So, as I’ve said, I had Christina’s Henríquez’s collection of short stories, Come Together, Fall Apart laying around waiting for me to read it. I bought it at a used book shop, and yeah, when it comes to purchasing books – let’s just say I have a problem. I picked it up and read the first story. Henríquez’s writing was so lucid and compelling I felt I was walking around in the character’s life. Now that is what I’m looking for in a book. Now that I have a family, and I can’t read three novels a week, I need a book to be worth it. This is the other part of the reason I have lots of unread books laying around (besides, you know, the problem).
I was soooo stoked when I saw The Book of Unknown Americans suggested on Amazon that I bought it right away and put the other book down.
The Book of Unknown Americans is a novel composed of distinct chapters featuring different characters, all Latinos living in the U.S. The book story centers una familia michoacana: Maribel, a young girl who has been in an accident that caused traumatic brain injury, and her parents, Alma and Arturo. They come to the United States from Mexico for special education to improve her condition. Her neighbor, Mayor, falls in love with her. Most of the chapters tell the story from Alma and Mayor’s perspective.

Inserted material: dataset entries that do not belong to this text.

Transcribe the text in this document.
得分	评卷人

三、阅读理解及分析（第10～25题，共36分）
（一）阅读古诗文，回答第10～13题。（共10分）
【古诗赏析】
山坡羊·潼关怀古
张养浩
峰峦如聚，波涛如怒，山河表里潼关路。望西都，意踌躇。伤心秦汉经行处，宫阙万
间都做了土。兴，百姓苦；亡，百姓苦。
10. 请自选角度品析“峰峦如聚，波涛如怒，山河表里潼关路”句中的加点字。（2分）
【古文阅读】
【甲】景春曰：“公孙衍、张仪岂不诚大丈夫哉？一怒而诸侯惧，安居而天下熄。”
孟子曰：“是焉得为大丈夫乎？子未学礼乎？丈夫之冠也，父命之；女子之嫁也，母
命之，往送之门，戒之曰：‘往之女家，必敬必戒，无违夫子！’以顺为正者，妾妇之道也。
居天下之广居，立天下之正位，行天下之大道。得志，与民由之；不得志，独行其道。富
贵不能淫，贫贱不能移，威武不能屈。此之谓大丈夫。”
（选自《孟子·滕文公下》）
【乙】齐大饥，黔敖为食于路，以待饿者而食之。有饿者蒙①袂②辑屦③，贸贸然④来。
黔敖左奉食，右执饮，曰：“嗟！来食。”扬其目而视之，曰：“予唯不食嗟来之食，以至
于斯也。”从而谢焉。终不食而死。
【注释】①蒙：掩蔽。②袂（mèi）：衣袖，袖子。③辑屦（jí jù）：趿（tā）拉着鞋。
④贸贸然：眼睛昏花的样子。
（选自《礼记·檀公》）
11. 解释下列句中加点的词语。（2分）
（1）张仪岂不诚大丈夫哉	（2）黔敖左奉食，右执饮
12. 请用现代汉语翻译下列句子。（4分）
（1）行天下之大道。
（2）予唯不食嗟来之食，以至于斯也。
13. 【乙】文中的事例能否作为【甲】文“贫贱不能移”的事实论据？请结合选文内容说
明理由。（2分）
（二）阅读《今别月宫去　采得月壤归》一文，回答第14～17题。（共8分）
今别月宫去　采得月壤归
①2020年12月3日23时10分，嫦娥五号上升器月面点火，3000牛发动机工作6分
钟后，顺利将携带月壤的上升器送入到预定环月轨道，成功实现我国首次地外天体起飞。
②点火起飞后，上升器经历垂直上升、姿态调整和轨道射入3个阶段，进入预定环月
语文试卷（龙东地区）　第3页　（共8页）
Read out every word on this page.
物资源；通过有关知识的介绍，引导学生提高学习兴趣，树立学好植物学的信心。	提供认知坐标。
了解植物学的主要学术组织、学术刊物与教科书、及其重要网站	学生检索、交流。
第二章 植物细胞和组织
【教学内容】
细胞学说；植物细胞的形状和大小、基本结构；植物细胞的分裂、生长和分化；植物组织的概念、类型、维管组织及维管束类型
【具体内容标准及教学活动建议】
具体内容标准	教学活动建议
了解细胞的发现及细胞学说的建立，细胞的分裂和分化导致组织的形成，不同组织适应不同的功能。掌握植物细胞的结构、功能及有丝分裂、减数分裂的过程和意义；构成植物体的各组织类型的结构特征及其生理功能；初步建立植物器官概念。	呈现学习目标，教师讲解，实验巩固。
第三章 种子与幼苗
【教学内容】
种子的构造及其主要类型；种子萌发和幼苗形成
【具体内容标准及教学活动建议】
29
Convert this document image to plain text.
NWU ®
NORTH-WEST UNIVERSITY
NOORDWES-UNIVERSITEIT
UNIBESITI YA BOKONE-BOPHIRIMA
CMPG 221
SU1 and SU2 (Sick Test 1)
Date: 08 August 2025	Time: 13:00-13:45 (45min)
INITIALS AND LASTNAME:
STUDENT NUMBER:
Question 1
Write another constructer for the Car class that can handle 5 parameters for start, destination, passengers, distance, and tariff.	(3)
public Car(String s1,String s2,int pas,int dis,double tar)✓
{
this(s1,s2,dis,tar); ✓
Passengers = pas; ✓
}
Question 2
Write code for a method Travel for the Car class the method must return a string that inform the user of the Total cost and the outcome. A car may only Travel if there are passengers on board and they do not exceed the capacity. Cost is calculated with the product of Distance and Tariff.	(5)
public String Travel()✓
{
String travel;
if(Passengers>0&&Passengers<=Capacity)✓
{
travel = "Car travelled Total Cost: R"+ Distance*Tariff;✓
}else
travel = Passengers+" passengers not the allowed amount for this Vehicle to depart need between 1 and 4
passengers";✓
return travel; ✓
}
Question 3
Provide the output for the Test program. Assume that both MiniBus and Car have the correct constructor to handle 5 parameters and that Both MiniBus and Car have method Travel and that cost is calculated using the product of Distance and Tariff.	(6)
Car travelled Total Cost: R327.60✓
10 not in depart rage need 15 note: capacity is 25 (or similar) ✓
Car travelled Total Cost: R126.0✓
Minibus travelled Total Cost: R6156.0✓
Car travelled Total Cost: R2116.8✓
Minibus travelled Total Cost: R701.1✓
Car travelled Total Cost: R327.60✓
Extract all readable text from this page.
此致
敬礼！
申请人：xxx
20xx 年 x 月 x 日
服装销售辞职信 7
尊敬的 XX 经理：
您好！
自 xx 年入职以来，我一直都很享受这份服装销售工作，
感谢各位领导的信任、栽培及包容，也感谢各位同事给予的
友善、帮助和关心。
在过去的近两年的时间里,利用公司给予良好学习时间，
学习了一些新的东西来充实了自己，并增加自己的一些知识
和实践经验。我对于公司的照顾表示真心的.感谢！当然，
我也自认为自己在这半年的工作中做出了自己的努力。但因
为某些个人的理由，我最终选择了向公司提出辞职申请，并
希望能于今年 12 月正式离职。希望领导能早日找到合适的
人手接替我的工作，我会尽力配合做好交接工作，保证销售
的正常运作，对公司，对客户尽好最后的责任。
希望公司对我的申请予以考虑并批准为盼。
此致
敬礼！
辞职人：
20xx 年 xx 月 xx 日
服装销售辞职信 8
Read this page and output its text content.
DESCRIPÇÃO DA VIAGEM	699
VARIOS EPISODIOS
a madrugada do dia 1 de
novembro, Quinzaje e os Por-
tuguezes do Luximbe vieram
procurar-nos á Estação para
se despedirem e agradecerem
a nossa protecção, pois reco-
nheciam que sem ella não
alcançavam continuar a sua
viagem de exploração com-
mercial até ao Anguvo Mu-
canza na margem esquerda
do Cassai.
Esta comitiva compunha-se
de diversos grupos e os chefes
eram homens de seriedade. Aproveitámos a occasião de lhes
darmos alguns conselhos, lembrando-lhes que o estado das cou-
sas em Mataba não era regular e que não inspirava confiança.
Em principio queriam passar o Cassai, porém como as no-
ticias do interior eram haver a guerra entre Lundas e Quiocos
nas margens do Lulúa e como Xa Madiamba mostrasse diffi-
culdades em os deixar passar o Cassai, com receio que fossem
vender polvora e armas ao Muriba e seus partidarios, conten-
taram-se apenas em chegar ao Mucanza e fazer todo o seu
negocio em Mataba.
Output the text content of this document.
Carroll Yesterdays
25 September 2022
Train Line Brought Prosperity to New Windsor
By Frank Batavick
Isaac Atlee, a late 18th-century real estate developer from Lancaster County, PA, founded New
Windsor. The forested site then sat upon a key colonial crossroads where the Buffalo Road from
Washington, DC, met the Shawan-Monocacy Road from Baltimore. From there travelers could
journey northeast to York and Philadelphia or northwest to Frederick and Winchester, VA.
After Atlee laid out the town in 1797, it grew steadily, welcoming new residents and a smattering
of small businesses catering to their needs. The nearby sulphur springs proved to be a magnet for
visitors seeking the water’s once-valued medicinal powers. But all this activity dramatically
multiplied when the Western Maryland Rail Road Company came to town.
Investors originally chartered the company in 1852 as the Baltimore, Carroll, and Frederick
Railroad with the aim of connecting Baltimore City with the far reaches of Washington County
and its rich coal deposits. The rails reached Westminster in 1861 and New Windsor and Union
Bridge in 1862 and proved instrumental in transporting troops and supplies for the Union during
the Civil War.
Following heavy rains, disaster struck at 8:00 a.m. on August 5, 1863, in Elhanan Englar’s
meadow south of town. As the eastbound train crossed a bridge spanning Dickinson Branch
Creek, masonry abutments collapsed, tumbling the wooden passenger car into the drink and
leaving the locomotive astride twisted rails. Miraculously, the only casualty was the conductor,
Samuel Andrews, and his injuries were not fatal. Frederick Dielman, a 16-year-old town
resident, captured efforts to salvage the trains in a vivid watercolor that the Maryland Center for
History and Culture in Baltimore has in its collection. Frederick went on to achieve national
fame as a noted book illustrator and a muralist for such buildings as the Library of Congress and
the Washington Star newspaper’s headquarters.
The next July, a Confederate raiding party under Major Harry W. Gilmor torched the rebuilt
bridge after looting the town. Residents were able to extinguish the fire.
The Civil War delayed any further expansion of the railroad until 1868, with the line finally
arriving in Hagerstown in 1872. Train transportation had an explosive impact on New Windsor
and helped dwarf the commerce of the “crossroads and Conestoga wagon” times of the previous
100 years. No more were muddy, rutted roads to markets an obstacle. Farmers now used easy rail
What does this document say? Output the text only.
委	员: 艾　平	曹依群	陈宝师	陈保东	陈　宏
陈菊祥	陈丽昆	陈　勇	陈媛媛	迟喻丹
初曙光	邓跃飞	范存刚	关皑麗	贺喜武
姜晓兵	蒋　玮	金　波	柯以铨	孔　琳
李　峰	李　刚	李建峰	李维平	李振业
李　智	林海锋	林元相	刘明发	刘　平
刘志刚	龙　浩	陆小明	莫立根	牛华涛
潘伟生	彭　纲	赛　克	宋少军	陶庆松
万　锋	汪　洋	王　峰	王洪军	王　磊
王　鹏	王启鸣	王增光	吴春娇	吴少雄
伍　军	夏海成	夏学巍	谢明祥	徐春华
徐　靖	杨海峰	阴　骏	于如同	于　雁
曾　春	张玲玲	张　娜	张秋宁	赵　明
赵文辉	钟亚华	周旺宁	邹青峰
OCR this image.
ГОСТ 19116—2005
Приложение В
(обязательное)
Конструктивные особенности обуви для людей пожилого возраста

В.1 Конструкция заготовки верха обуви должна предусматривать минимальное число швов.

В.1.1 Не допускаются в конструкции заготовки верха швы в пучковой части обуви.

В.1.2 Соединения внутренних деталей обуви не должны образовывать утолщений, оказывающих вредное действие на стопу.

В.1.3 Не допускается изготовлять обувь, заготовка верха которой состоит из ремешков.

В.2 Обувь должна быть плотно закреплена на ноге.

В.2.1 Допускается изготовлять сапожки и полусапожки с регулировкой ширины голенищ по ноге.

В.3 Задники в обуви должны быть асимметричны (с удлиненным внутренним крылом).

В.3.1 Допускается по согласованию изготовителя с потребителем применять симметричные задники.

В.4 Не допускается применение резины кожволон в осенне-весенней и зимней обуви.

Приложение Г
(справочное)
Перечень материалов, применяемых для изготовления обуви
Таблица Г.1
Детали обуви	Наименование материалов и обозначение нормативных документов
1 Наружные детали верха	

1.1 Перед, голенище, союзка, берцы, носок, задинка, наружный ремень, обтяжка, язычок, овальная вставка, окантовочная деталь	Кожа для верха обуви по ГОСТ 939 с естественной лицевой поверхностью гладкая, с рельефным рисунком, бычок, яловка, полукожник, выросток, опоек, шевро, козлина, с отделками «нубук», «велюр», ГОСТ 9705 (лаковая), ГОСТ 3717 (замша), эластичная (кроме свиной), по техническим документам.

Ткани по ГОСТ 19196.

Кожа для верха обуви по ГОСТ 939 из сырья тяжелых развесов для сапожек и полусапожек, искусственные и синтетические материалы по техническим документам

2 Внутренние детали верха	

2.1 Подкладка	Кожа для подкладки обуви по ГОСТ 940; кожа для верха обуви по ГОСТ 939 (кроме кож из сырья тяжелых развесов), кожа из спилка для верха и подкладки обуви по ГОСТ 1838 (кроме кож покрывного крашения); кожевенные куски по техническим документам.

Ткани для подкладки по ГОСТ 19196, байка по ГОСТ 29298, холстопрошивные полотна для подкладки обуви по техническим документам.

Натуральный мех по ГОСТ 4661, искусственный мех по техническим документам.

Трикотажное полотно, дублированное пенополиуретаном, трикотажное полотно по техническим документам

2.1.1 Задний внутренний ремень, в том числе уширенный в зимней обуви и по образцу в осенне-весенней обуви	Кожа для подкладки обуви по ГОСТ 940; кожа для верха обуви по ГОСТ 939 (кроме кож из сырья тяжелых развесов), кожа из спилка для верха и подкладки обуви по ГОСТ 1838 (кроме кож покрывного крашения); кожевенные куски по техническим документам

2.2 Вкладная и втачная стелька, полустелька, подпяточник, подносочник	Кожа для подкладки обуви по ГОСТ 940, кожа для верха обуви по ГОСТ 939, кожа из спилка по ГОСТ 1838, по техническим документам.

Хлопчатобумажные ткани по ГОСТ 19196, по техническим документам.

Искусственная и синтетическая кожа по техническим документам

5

Interspersed at even intervals between Alma and Mayor’s perspective, however, marginal characters pop up, delving into their story of coming to the U.S. and how they ended up where they are. The characters are diverse, hailing from Panama, Nicaragua, Guatemala, Mexico, Venezuela, Paraguay, and Puerto Rico.
“Maybe it’s the instinct of every immigrant, born of necessity or of longing: Someplace else will be better than here. And the condition: if only I can get to that place.”
One of the best things about this book are these perspectives. They tell the story of immigrants from place that is not stereotyped, not of pity. Perhaps best of all, these are not stories of the poor and downtrodden but noble immigrant. These are regular people who had dreams and whose lives sometimes took different courses. Our collective American narrative regarding immigrants is thrown out the window.
“‘Mi casa es tu casa,’ Celia joked as I looked around. ‘Isn’t that what the Americans say?'”
Henríquez explores relationships and emotions that are universal: mother-child, wife-husband, teenage love, guilt, grief, that feeling you get when you remember what your young self set out to do, but never achieved (is there a word for that?). This is where the book is triumphant. I like the format, I like that I feel there’s a sense of restraint (show-don’t-tell writing), I like the book’s possible positive impact on the image of Latinos in the U.S. But what I first saw in Henríquez’s writing was her ability to take a character’s feelings and implant them in you, so that you feel them. She doesn’t have to explain it, and sometimes I couldn’t put into words the feelings, either — I just knew.